Âşık Ömer’den, Gubarî ve Hızrî’nin Şairname’lerinde sadece ad olarak söz edilmektedir. 19. yüzyılda yazılan Şairname’lerden Ruhsatî’ninki ile yirminci yüzyılın şairname yazarlarından Feryadî, Emsalî, İsmetî, Kangallı Noksanî ve Talip Kılıç’ın eserlerinde de Ömer’e yer verildi. Âşık Ömer’in 1707’de öldüğünü Üsküdarlı Hasîb, Risale-i Vefeyat adlı küçük risalesinde kaydetmekte ve şu tarih beytini zikretmektedir:

“İşidüp ben de vefâtın ana dedim tarih:

Ola Âşık Ömer’in cilvegehi adn-ı celil”

Şair Vehbî, meşhur Sühan kasidesinde ondan bahsetti, İzzet Molla da bir mısraını tazmin etti. Yazma dîvanının Konya Mevlâna Müzesi ve İstanbul Yahya Efendi Kitaplığındaki nüshaları en zengin olanlarıdır. Yeni harflerle Saadet Nüzhet Ergun tarafından yazılan bir inceleme ile beraber basıldı (1936). Bu kitapta bulunmayan pek çok şiiri de cönklerdedir. Yine S. Nüzhet Ergun, şairin 750 kadar şiirini Âşık Ömer / Hayatı ve Şiirleri (1953) adlı kitapta topladı.

Ayvansaraylı Hafız Hüseyin tarafından 1782’de, Âşık Ömer Divanı adıyla bir araya getirilen şiirlerin arasında, koşma, destan, semai ve varsağı şeklinde söylenen heceli örnekler azdır. Bu matbuunun beş on misli olan yazma bir nüshası Konya’da Mevlana Dergâhı Kütüphanesinde bulunmaktadır.
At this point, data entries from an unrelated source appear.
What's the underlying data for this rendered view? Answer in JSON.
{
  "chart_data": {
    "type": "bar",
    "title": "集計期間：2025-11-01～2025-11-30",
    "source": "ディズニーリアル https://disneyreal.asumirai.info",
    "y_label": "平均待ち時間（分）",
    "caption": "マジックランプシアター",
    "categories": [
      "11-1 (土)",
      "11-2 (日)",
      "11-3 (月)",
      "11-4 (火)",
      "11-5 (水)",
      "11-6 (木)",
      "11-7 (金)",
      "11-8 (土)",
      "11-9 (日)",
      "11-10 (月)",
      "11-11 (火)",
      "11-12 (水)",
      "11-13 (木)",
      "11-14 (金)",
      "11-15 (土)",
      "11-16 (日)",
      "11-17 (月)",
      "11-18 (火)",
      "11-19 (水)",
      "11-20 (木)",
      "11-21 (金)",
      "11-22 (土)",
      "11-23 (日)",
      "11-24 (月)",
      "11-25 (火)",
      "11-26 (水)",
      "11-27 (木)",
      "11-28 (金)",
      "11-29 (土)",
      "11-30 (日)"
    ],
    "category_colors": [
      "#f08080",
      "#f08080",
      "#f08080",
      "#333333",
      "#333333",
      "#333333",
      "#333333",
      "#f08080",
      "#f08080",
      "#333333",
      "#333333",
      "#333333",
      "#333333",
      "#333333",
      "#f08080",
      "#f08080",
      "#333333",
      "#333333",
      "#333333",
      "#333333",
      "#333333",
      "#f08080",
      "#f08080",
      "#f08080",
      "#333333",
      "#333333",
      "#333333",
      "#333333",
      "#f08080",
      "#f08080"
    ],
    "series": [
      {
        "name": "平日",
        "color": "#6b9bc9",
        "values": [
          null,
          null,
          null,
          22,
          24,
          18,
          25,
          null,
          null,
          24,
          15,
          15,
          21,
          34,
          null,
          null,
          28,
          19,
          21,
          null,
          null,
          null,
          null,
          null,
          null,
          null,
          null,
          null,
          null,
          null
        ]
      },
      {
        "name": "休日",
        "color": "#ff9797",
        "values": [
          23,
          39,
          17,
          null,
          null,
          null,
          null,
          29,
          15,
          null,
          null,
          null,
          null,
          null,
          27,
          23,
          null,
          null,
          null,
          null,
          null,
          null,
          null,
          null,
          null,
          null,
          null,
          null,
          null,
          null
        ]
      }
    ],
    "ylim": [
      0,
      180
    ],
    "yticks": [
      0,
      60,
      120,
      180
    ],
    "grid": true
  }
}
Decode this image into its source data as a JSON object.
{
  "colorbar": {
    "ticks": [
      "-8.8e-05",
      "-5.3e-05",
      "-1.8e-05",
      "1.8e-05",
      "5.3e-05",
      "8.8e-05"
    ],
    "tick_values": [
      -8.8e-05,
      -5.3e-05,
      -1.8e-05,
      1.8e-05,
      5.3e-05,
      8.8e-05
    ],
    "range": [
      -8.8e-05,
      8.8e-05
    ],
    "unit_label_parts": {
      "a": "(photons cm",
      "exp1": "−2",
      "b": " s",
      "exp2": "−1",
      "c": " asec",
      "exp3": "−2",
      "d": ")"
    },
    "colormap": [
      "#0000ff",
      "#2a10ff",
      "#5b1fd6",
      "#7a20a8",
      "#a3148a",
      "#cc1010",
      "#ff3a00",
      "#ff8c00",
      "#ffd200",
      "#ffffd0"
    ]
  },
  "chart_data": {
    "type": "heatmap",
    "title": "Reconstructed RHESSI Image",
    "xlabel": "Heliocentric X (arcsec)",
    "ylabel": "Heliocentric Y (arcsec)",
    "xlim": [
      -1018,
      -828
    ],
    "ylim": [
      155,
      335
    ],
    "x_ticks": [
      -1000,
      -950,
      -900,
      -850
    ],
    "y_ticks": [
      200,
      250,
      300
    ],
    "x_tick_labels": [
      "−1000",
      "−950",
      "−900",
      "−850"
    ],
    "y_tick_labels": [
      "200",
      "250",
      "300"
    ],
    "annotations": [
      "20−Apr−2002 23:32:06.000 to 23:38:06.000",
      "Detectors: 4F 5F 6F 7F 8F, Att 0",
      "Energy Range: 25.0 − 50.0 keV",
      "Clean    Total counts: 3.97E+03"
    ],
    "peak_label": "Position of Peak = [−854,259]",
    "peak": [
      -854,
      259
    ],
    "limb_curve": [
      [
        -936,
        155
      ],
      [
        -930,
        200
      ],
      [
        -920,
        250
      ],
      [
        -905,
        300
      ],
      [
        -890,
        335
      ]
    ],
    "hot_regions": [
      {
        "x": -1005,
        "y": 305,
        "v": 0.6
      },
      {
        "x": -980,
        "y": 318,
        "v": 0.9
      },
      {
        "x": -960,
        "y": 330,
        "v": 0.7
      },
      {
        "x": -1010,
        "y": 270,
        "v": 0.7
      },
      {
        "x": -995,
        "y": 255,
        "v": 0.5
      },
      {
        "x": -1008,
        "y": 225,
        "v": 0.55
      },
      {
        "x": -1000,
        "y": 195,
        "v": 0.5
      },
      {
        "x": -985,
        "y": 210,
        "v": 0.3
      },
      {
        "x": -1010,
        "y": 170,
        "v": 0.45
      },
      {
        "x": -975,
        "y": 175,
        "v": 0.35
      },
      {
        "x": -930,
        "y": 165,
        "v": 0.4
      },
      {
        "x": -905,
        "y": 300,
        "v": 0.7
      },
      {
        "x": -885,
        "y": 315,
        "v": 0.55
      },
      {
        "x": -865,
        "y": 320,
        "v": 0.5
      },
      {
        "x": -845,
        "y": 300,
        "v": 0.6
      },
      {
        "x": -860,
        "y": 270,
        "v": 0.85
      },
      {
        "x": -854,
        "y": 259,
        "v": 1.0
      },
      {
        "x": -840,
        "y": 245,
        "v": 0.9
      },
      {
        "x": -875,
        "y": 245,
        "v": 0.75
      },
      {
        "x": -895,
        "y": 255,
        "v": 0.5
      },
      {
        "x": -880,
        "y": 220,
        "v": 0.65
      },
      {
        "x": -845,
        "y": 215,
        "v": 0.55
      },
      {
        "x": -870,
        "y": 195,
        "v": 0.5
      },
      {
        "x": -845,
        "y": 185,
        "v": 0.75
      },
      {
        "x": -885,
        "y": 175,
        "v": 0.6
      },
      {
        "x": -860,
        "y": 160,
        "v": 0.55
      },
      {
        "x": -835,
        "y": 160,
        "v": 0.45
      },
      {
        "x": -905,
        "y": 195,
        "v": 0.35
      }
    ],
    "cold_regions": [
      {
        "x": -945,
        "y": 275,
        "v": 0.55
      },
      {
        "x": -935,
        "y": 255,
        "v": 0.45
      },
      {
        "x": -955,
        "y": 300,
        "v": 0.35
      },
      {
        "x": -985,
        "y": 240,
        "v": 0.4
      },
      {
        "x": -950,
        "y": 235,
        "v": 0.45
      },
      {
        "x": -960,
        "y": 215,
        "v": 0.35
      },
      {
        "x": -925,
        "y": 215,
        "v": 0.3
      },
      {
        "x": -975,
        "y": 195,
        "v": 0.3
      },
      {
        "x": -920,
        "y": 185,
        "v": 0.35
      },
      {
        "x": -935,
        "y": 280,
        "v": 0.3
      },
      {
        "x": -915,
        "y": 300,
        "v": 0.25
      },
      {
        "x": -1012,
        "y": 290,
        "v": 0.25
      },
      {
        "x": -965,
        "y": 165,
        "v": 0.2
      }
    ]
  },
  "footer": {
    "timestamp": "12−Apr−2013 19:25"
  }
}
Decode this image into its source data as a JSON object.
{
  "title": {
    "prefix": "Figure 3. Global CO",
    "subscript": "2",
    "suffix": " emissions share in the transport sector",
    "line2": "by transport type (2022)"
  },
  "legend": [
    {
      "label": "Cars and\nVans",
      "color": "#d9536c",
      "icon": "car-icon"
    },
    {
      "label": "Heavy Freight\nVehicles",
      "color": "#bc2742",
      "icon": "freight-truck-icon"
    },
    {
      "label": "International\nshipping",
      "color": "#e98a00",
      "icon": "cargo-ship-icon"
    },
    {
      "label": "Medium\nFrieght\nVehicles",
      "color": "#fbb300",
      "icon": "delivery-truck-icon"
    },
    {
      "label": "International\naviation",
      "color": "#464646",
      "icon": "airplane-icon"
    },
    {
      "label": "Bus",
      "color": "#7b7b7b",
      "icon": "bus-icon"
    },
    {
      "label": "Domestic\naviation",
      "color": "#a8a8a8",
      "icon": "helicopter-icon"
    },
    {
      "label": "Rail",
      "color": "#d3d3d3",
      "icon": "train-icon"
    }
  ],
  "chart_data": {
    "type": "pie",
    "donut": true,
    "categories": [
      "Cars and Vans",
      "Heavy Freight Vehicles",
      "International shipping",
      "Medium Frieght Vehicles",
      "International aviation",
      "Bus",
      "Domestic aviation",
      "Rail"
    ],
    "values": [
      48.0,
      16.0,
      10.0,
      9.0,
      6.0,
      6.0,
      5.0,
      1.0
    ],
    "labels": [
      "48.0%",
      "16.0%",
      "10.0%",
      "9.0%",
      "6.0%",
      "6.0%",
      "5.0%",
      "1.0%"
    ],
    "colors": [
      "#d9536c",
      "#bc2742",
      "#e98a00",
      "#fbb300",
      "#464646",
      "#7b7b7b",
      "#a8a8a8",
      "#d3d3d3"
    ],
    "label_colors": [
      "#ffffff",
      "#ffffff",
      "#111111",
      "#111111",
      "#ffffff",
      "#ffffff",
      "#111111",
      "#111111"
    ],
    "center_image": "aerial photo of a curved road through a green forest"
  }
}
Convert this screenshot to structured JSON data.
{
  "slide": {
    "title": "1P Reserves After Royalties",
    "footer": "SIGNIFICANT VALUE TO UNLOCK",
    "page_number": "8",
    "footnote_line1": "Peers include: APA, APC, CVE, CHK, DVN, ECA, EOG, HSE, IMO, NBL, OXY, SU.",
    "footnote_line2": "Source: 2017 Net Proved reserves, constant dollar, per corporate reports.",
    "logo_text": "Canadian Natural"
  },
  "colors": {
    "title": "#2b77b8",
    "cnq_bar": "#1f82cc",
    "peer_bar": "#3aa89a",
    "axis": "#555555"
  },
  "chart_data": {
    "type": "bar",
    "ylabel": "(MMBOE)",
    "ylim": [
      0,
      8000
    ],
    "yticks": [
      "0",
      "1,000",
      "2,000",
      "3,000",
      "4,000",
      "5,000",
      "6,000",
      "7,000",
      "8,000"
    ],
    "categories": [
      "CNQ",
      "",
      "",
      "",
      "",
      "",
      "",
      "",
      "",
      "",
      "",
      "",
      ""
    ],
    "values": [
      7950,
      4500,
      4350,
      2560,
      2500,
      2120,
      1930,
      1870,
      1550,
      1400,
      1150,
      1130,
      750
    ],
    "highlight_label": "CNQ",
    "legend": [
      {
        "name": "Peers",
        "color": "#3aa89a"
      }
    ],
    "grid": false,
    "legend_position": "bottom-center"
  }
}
Büyük bir cilt tutan bir nüshası da Beşiktaş’ta Yahya Efendi Kütüphanesi ile Samatya’da Uşşakî Kütüphanesindedir.

HAKKINDA: Bursalı Mehmet Tahir / Osmanlı Müellifleri (c. 2, 1972), S. Nüzhet Ergun / Âşık Ömer: Hayatı ve Şiirleri (1936), Türk Dili ve Edebiyatı Ansiklopedisi (c. 1, 1977), Ahmet Kabaklı / Türk Edebiyatı (c. 2, 1978), TDE Ansiklopedisi (c. 1, s. 195-196), Seyit Kemal Karaalioğlu / Resimli Türk Edebiyatçılar Sözlüğü (1982), Nihad Sami Banarlı / Resimli Türk Edebiyatı Tarihi (c. 2, 1987), Abdülkadir Karahan / Âşık Ömer (TDV İslâm Ansiklopedisi, c. 4, 1991), İhsan Işık / TEKAA (2006).